Her comment felt like a confession. Did she feel guilty that she enjoyed my writing? It wasn’t like I was writing smut. And I wasn’t pretending to be offended by that pea soup. It was diabolical. A veritable insult to peas to everywhere. “You do realize the places I write about know I’m coming beforehand, right? I don’t just rock up when the pea soup guy’s having a bad day and try to make it worse.”
“I know.” She scooped some whipped cream onto a slice of strawberry and slipped it between her lips.
“So you don’t have to feel bad about liking my work.”
“I don’t.”
“Or foolish for liking me. Despite what my producers want people to believe, I’m not actually an irredeemable asshole.”
“I don’t feel foolish for liking you,” she said. “I feel foolish for wanting to trust myself with you when that’s led to so many messes.”
“That’s exactly why we should stick together. If we’d each had a place to go for a second opinion from the start, we wouldn’t need a clean slate now.”
She cocked her head at me.
“You could’ve just asked me if you should leave a bitchy note on your new neighbor’s doorstep, and I could’ve helped you blow off steam in a healthier way.”
“It wasn’t bitchy.”
“You imposed quiet hours and even made Simba feel unwelcome.” I followed her eyes to where Simba was watching her from beside his food bowl, his tail swatting slowly like he was as frustrated as I was.
“Yet he never retaliated,” she said, shooting a sideways glance my way.
“The cactus was kind of a nice gift, at least.”

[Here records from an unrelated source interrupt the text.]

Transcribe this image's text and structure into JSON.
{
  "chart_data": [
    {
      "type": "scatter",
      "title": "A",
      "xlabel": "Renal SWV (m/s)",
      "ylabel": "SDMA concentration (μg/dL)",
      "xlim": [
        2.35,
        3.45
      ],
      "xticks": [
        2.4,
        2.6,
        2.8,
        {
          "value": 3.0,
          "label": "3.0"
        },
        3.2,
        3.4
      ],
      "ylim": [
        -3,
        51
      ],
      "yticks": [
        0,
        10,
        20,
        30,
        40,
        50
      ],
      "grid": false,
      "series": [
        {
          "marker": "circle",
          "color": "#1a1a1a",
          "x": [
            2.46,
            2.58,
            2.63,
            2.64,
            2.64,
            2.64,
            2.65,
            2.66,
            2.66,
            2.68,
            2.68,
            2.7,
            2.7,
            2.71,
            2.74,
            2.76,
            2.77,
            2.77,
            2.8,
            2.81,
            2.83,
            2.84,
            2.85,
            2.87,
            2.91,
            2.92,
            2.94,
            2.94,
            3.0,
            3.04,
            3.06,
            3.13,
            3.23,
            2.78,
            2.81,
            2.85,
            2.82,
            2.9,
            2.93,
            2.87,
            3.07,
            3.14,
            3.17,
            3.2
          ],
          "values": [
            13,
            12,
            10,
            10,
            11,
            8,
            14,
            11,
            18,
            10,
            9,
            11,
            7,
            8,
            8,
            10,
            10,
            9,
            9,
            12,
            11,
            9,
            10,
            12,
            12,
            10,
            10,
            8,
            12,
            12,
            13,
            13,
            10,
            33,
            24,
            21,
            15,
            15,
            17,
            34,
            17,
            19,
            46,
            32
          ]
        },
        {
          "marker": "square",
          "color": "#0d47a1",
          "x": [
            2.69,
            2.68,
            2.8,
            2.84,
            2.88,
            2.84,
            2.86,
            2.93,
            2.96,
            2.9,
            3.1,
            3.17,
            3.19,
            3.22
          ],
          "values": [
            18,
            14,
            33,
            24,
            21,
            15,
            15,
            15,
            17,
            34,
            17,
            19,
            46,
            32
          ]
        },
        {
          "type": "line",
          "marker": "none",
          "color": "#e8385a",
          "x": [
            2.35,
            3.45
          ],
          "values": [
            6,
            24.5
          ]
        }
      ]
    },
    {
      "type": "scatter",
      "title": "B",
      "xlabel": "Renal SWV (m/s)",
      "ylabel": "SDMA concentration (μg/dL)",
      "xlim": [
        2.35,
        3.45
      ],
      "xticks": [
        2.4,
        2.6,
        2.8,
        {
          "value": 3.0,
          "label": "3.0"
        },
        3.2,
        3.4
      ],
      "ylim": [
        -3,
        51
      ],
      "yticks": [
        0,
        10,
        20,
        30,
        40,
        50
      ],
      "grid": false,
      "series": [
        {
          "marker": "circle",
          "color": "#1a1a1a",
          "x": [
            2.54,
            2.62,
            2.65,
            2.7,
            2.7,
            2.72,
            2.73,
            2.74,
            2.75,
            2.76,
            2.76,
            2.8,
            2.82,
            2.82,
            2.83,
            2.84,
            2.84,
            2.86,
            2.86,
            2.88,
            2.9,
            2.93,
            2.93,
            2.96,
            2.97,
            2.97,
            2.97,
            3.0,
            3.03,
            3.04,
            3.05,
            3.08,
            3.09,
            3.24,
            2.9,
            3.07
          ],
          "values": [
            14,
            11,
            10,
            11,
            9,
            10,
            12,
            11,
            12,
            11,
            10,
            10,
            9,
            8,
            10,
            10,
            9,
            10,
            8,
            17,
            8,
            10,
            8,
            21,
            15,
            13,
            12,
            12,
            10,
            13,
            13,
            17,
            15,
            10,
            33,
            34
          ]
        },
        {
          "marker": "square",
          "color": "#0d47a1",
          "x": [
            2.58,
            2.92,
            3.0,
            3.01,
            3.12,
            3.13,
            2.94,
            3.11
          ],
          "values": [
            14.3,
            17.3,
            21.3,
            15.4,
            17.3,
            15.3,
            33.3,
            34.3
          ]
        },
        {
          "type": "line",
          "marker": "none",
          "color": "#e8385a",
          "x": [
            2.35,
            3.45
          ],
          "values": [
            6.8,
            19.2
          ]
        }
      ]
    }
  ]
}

“Yeah, pricks from a prick. It’s practically poetry.”
I groaned.
“What?” She threw her hands in the air. “I’m a monster, too. Is that what you want me to say? That we deserve each other.”
A slow smile lifted my cheeks. “That’s exactly what I wanted you to say.”
T H I R T YS E V E N
- Avery -
I couldn’t wait to tell Grace that Oliver had pulled off her tricky tart recipe. No doubt she’d be relieved. It couldn’t have been easy for her to suggest something so challenging. She knew better than anyone that something like her no-bake chocolate cheesecake, for example, packed as much punch flavor-wise without the cruel margin for error. Perhaps the fact that she hadn’t let him off easy was a timely reminder that I should think twice before I did.
Then again, if I didn’t give him the second chance he so earnestly appeared to want, he’d inevitably make some other woman very happy someday.